The last time anyone counted, the United States had roughly eight days worth of the weapons it would need in a grinding fight against China. Not eight months. Not eight years. Eight days.
That number comes from Palantir CTO Shyam Sankar, the company's thirteenth employee when he joined in 2006, and it is the number that explains why Anduril, the defense startup co-founded by Trae Stephens, just opened a one-billion-dollar factory south of Columbus, Ohio. According to Reuters, the Arsenal-1 manufacturing campus covers five million square feet and is expected to employ more than four thousand people over the next decade. It builds drones designed to be cheaper than the missiles aimed at them. And it represents an answer to a question the US defense establishment has been avoiding since Ukraine burned through ten years of American weapons production in ten weeks of fighting.
Ukraine showed what modern attritional warfare actually costs in hardware. "Our adversaries are not coming at us with ten-plus million dollar fighter planes," Stephens told Fox Business. "They are coming at us with very, very low-cost munitions." When your enemy can spend fifty thousand dollars on a drone that destroys a tank, the math of deterrence stops working.

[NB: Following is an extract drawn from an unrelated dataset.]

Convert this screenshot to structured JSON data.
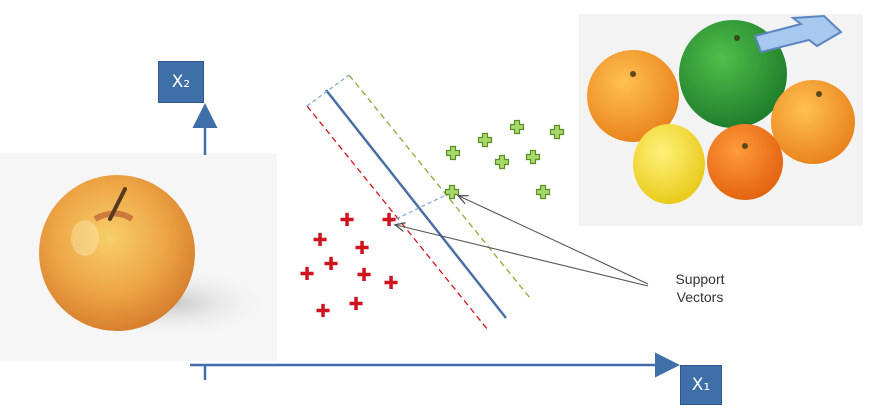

Anduril's answer is the YFQ-44A Fury, a collaborative combat aircraft that flies alongside crewed jets. Per Defense One, Anduril started armed flight testing of the system in February 2026 and is one of three companies competing for the Air Force's Collaborative Combat Aircraft program, alongside General Atomics and Northrop Grumman. The first product off the line at Arsenal-1 will be the Fury.
The production line can build up to fifty aircraft per shift, according to Jason Levin, head of production at Anduril. Per Inside Unmanned Systems, at three shifts per day that works out to a theoretical maximum of one hundred and fifty aircraft per year. It is a number Anduril's marketing materials emphasize. It is also a line rate, not an order volume. The Air Force has not committed to buying one hundred and fifty of anything. The CCA competition is still running. What Anduril can build and what the Pentagon will actually pay for are two different questions.
Stephens has made the industrial base argument in multiple forums. His framing is blunt: Congress has done nothing on immigration despite seventy to eighty percent public support for reform, he told Reuters. The implication is that waiting for the legislative branch to fix the weapons stockpile is not a strategy. Anduril building the factory is the path.
There is something to that argument. Sankar made the eight-day figure and the WWII precision statistic on Fox News: in World War II, only six percent of bombs dropped hit their targets. Modern precision-guided munitions changed that calculus, but they are expensive and slow to produce. Ukraine demonstrated that attritional conflict consumes industrial output at a rate no peacetime supply chain was designed to sustain. His broader point was that US weapons stockpiles had been drawn down without being replenished at the rate peer competition requires.
The US Air Force, during its confrontation with Iran, conducted two thousand strikes in forty-eight hours using AI-enabled systems. Per Fox News, planning happened in a fraction of the time prior conflicts required and strike volume per day was more than double what similar-scale operations produced a generation earlier. This is the future Sankar and Stephens are selling: not a few exquisite platforms, but swarms of capable, cheap, replaceable ones.
Whether Anduril can deliver that future is another question. The company has a track record of bold timelines that compress under pressure. Arsenal-1 was originally scheduled to begin production in July 2026. Per Defense One, production is imminent as of March 2026, which suggests either genuine acceleration or retroactive calendar adjustment. The four thousand jobs over the next decade are a mix of current hires and future headcount, the kind of window that lets a company claim credit for employment that does not yet exist.
The people working the line at Arsenal-1 are part of this story too. Four thousand manufacturing jobs in southern Ohio is a deliberate choice. Anduril is not subtle about the political dimension. Stephens has argued that legislative failures on immigration and industrial policy are why the private sector had to act. The factory is the argument.
What happens next depends on what the Air Force decides. The CCA competition will determine which companies get the first major production contracts for collaborative combat aircraft. Arsenal-1 is designed to scale if those contracts materialize. If they do not, the factory becomes an expensive monument to a theory of warfare that has not yet been proven at the tempo Anduril is promising. The drones are real. The question is whether anyone in Washington will buy enough of them, fast enough, to matter.